Ortadoğu reelpolitiğinin bir başka örneğiyse Türkiye aracılığıyla yürütülen Suriye-İsrail diyaloğu. Bu, iş kendi çıkarlarını korumaya geldiğinde ABD'nin bölgedeki en yakın müttefikinin bile bildiğini okuduğunun göstergesi.
Son birkaç yıldır Amerika ve İsrail arasında Suriye konusunda baş gösteren çatlak derinleşti. Ayrılığın bir noktası Suriyelilerin Kuzey Kore yardımıyla kuzeydoğu çölü El Kibar'da gizlice inşa ettiği nükleer reaktör konusunda ne yapılacağıydı. Bush yönetimi geçen yıl istihbarat bilgileriyle Suriyelilerin karşısına çıkmak ve tesisi sökmeleri konusunda baskı yoluna gitmek istedi. İsrailliler bekleyemeyeceklerine karar verdiler ve 6 Eylül'de şüpheli reaktörün bulunduğu bölgeyi bombaladılar.
ABD, İsrail saldırısının daha geniş kapsamlı bir savaşa yol açmasından korktu ve Suriye Devlet Başkanı Beşar Esad'ı küçük düşürmekten kaçınmak için yürütülen Amerikan-İsrail sessizliğinde ısrar etti. Nihayetinde İsrailliler, Suriye'nin misillemede bulunmayacağı öngörülerinde haklı çıktılar. Suriyeliler bunun yerine, ABD istihbaratına göre, gizlice inşa ettikleri reaktörün izlerini saklamayı sürdürdüler.

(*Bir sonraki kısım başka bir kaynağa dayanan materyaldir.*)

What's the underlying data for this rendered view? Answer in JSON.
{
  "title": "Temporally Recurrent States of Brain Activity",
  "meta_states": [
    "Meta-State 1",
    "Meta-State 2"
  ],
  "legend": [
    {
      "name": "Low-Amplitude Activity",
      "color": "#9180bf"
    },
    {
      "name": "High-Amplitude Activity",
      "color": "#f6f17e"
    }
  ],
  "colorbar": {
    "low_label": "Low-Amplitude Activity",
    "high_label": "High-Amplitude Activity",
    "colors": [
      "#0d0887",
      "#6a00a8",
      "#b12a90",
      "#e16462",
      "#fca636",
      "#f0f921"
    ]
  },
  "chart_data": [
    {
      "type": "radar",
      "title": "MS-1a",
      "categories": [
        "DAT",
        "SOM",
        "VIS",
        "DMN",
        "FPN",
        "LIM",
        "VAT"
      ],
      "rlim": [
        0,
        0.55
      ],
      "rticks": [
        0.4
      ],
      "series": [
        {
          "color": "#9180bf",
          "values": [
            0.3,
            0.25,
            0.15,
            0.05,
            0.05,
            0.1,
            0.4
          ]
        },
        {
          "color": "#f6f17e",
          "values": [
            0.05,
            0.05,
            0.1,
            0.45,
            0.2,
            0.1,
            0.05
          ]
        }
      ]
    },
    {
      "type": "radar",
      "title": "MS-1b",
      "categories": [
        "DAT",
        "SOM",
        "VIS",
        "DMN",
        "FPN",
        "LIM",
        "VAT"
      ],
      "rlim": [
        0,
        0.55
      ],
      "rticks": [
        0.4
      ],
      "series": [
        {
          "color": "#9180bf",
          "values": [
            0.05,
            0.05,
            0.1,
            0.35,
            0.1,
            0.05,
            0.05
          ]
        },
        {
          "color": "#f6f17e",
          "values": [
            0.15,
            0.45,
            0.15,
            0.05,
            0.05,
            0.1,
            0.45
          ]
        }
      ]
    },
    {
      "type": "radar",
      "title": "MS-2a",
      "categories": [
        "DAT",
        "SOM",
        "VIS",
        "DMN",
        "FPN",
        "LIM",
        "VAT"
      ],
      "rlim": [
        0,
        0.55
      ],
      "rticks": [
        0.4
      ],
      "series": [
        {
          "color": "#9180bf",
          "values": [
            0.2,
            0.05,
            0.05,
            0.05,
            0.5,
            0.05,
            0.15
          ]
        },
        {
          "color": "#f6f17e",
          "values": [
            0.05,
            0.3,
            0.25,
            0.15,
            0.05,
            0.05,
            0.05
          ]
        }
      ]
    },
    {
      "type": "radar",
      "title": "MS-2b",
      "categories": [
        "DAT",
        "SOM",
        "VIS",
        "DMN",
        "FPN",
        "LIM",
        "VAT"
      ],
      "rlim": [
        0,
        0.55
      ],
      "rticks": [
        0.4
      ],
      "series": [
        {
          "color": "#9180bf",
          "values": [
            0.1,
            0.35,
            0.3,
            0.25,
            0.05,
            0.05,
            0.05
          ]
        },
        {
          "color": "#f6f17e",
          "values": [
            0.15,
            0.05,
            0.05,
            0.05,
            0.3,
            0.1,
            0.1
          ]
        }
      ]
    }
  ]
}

ABD?Türk rolüne karşı da şüpheciydi
Bush yönetimi, İsrail'in hava saldırısına ayak dirediği gibi, Türkiye'nin arabuluculuğu konusunda da şüpheliydi. Ama burada İsrailliler, süpergüç patrona bir kez daha aldırmadı. Suriye ve Hizbullah arasındaki gerilimden faydalanmak, Suriye ve İran arasında en azından ufak bir yarık açmak istiyorlar ve bu süreçte yükselen İran'a karşı bir alternatif olarak Türkiye'nin nüfuzu artıyor. Esasında Washington'ın bu karmaşık dans içinde yeri yok.
Amerika, yaşadığı son güçlüklere rağmen Ortadoğu'dan çekilmiyor. Bu bir İran fantezisi. Bölgesel güçler, istikrarlı bir güvenlik yapısı inşa edebilirlerse -bu bizim onlar için tasarlayacağımız türden bir yapı olmasa bile-, mevcut durum uzun vadede kesinlikle Amerika'nın menfaatine. Kendi çözümlerimizi dayatmayı denedik ve dürüst olmak gerekirse bunlar pek de işe yaramadı.